A Study of 2.7M Startups Found the Ideal Age to Start a Business - nreece
https://www.inc.com/jeff-haden/a-study-of-27-million-startups-found-ideal-age-to-start-a-business-and-its-much-older-than-you-think.html
======
rogerkirkness
It's interesting to see relatively objective data come out about startups
lately and challenge the startup exceptionalism arguments. Such as: founders
must be young and unattached, companies must take VC to be big, you can tell
at the seed stage which bets will pan out and working all the time correlates
well with output. What impact would it have on startups, if those things were
in fact untrue?

------
mdorazio
The article is short and worth a read, but to save you a click: 45.

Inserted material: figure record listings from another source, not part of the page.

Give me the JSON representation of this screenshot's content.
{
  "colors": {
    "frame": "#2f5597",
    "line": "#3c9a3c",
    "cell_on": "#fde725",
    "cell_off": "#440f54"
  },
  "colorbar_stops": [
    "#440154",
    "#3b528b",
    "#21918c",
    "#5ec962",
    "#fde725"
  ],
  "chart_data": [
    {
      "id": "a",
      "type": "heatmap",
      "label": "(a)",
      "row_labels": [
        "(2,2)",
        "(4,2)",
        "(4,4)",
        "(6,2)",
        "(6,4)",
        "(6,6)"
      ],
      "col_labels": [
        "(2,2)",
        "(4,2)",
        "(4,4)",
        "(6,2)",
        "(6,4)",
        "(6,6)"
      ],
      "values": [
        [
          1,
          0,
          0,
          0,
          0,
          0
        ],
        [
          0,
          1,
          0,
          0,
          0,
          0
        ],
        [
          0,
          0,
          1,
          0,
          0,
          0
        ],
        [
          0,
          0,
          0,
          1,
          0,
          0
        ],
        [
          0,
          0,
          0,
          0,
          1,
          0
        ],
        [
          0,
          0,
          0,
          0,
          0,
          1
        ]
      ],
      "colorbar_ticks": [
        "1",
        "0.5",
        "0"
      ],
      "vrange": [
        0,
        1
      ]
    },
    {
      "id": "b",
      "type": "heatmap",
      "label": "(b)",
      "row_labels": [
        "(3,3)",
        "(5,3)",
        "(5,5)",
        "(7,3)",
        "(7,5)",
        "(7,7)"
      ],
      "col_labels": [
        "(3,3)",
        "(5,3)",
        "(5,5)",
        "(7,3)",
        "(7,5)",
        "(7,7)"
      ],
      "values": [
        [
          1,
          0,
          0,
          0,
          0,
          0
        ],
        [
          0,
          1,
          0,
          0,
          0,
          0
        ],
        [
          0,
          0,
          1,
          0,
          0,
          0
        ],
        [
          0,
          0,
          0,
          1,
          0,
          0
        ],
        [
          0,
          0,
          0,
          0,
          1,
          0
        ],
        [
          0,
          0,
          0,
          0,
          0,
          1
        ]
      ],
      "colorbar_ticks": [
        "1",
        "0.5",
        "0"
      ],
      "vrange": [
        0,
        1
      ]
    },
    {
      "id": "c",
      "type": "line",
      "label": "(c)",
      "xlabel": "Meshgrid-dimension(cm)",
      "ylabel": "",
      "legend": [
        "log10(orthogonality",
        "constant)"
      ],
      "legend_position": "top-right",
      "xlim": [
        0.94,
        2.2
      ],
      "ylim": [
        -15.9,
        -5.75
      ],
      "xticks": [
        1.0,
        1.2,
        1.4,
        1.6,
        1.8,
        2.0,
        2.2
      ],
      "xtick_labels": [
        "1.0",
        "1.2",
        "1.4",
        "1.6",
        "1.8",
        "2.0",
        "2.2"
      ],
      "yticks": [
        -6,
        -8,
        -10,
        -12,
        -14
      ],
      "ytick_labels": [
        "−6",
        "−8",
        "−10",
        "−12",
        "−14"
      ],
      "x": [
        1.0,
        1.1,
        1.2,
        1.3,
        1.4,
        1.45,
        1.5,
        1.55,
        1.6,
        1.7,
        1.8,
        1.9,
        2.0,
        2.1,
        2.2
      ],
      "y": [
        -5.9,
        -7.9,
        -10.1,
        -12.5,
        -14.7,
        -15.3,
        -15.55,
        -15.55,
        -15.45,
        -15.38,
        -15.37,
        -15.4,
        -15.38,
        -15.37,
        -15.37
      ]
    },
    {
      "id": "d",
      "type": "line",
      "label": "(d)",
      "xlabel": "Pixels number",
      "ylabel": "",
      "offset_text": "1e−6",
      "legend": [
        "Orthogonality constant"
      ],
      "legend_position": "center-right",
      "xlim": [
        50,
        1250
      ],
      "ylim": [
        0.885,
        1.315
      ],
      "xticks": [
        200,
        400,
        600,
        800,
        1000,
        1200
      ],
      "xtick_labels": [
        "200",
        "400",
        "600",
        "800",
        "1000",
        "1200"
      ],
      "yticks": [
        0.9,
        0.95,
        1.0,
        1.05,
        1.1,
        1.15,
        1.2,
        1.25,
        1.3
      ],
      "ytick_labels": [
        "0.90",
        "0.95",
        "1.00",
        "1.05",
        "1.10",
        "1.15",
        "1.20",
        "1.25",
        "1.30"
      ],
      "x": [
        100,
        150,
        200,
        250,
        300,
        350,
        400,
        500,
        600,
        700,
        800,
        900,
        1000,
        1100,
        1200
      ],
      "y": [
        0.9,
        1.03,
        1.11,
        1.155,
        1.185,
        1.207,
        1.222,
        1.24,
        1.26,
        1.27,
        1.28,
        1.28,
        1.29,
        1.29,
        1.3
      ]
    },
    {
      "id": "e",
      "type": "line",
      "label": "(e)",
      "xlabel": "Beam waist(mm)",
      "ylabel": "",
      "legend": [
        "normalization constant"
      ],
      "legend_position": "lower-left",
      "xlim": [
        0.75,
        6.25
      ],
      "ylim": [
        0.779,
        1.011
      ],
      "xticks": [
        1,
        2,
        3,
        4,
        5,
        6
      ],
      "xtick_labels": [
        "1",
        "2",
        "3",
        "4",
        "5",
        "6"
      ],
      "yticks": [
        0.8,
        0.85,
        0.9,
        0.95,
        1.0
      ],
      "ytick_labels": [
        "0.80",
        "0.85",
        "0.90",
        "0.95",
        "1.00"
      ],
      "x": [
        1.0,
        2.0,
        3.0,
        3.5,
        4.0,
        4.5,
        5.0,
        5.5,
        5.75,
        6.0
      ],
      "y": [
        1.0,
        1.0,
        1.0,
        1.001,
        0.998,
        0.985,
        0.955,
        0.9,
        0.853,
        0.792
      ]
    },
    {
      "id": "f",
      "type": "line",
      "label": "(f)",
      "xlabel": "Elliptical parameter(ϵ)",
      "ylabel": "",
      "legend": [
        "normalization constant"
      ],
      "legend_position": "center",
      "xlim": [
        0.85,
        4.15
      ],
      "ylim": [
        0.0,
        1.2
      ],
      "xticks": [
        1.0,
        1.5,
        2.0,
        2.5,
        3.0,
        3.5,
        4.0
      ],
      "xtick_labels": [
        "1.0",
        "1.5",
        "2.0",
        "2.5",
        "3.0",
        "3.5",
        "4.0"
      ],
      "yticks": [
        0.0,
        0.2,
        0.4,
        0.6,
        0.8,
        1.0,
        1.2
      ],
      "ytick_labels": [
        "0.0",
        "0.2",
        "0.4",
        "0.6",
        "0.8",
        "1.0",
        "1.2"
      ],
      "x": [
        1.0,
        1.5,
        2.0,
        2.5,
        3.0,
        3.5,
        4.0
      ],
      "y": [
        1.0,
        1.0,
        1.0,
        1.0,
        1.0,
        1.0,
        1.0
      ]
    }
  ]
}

However, the data is really not presented well and it's hard to cut through
the clickbait aspect of this because the author conflates a few terms and it
at least seems like this is about "entrepreneurs" rather than the HN-type
definition of "startup". If you look at the Kellogg writeup link, the authors
apparently looked at "technology" businesses and limited the set to the 0.1%
"fastest-growing" (not sure how they determined that). The more interesting
metric to me is in the Kellogg writeup as well: average age of tech IPO
company founder is 47.

The takeaway for me is a bit different than the headline - Middle-aged
founders are more likely to start sustainable, long-view companies than their
younger counterparts. However I'd love to slice the data myself to see speed-
to-exit vs. age plotted. I think that might tell a different story and better
match VC models.